Hezbollah military commander

Personal details
- Born: 1972 Arabsalim, Lebanon
- Died: 18 January 2015 (aged 42–43) Quneitra Governorate, Syria
- Party: Hezbollah
- Nickname: Abu Issa

= Mohamad Issa =

Hezbollah military commander

Mohammad Issa (محمد أحمد عيسى; January 30, 1972 – January 18, 2015) was a Lebanese Hezbollah military commander and chief of operations in Southern Syria. He was killed by an Israeli drone strike in 2015 during the Syrian Civil War.

==Biography==
Mohammed Issa, also known as Abu Issa, was from Arabsalim in the Nabatieh District of southern Lebanon.

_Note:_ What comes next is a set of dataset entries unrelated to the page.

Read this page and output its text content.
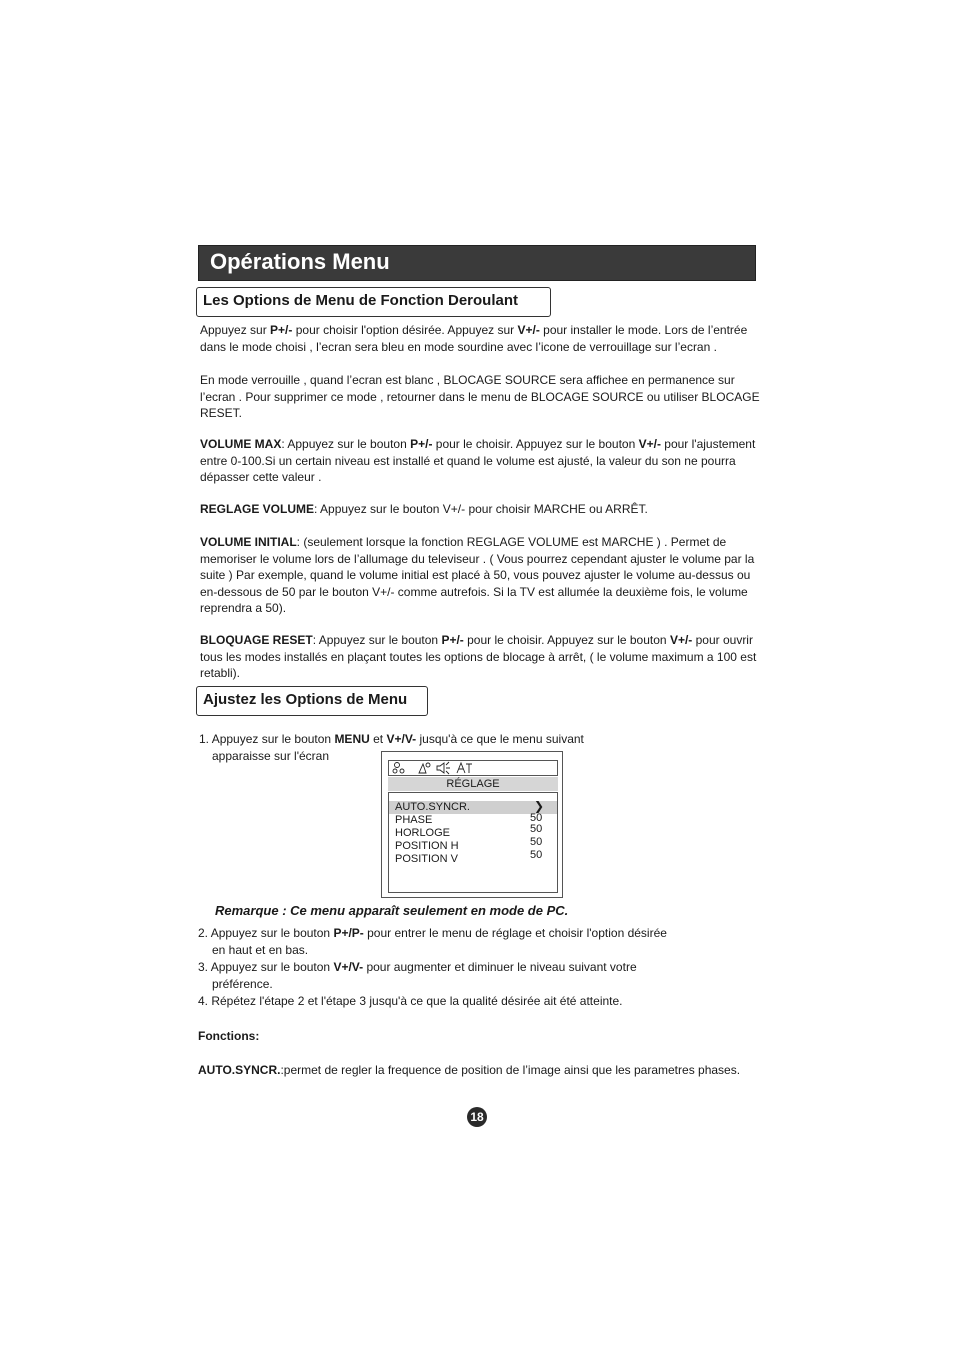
Opérations Menu
Les Options de Menu de Fonction Deroulant
Appuyez sur P+/- pour choisir l'option désirée. Appuyez sur V+/- pour installer le mode. Lors de l’entrée dans le mode choisi , l’ecran sera bleu en mode sourdine avec l’icone de verrouillage sur l’ecran .
En mode verrouille , quand l’ecran est blanc , BLOCAGE SOURCE sera affichee en permanence sur l’ecran . Pour supprimer ce mode , retourner dans le menu de BLOCAGE SOURCE ou utiliser BLOCAGE RESET.
VOLUME MAX: Appuyez sur le bouton P+/- pour le choisir. Appuyez sur le bouton V+/- pour l'ajustement entre 0-100.Si un certain niveau est installé et quand le volume est ajusté, la valeur du son ne pourra dépasser cette valeur .
REGLAGE VOLUME: Appuyez sur le bouton V+/- pour choisir MARCHE ou ARRÊT.
VOLUME INITIAL: (seulement lorsque la fonction REGLAGE VOLUME est MARCHE ) . Permet de memoriser le volume lors de l’allumage du televiseur . ( Vous pourrez cependant ajuster le volume par la suite ) Par exemple, quand le volume initial est placé à 50, vous pouvez ajuster le volume au-dessus ou en-dessous de 50 par le bouton V+/- comme autrefois. Si la TV est allumée la deuxième fois, le volume reprendra a 50).
BLOQUAGE RESET: Appuyez sur le bouton P+/- pour le choisir. Appuyez sur le bouton V+/- pour ouvrir tous les modes installés en plaçant toutes les options de blocage à arrêt, ( le volume maximum a 100 est retabli).
Ajustez les Options de Menu
1. Appuyez sur le bouton MENU et V+/V- jusqu'à ce que le menu suivant
apparaisse sur l'écran
RÉGLAGE
AUTO.SYNCR.	❯
PHASE	50
HORLOGE	50
POSITION H	50
POSITION V	50
Remarque : Ce menu apparaît seulement en mode de PC.
2. Appuyez sur le bouton P+/P- pour entrer le menu de réglage et choisir l'option désirée
en haut et en bas.
3. Appuyez sur le bouton V+/V- pour augmenter et diminuer le niveau suivant votre
préférence.
4. Répétez l'étape 2 et l'étape 3 jusqu'à ce que la qualité désirée ait été atteinte.
Fonctions:
AUTO.SYNCR.:permet de regler la frequence de position de l’image ainsi que les parametres phases.
18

His father was Syrian and his mother Lebanese. He joined Hezbollah by the age of 15, and rose through the ranks and took a leadership in many battles with Israel, including the 2006 Lebanon War. He was said to be leading Hezbollah's operations in the Golan at the time of his death and was the only one officially identified by Hezbollah as a commander.

==Death==
An Israeli drone strike killed Mohammad Issa, one Iranian brigadier general, Jihad Mughniyah and four Hezbollah Field Officers in Quneitra Governorate. They were driving in a convoy in Quneitra Province alongside Revolutionary Guard Council (IRGC) near the Israeli-occupied Golan Heights, and on 18 January 2015 the convoy was destroyed by an Israeli drone.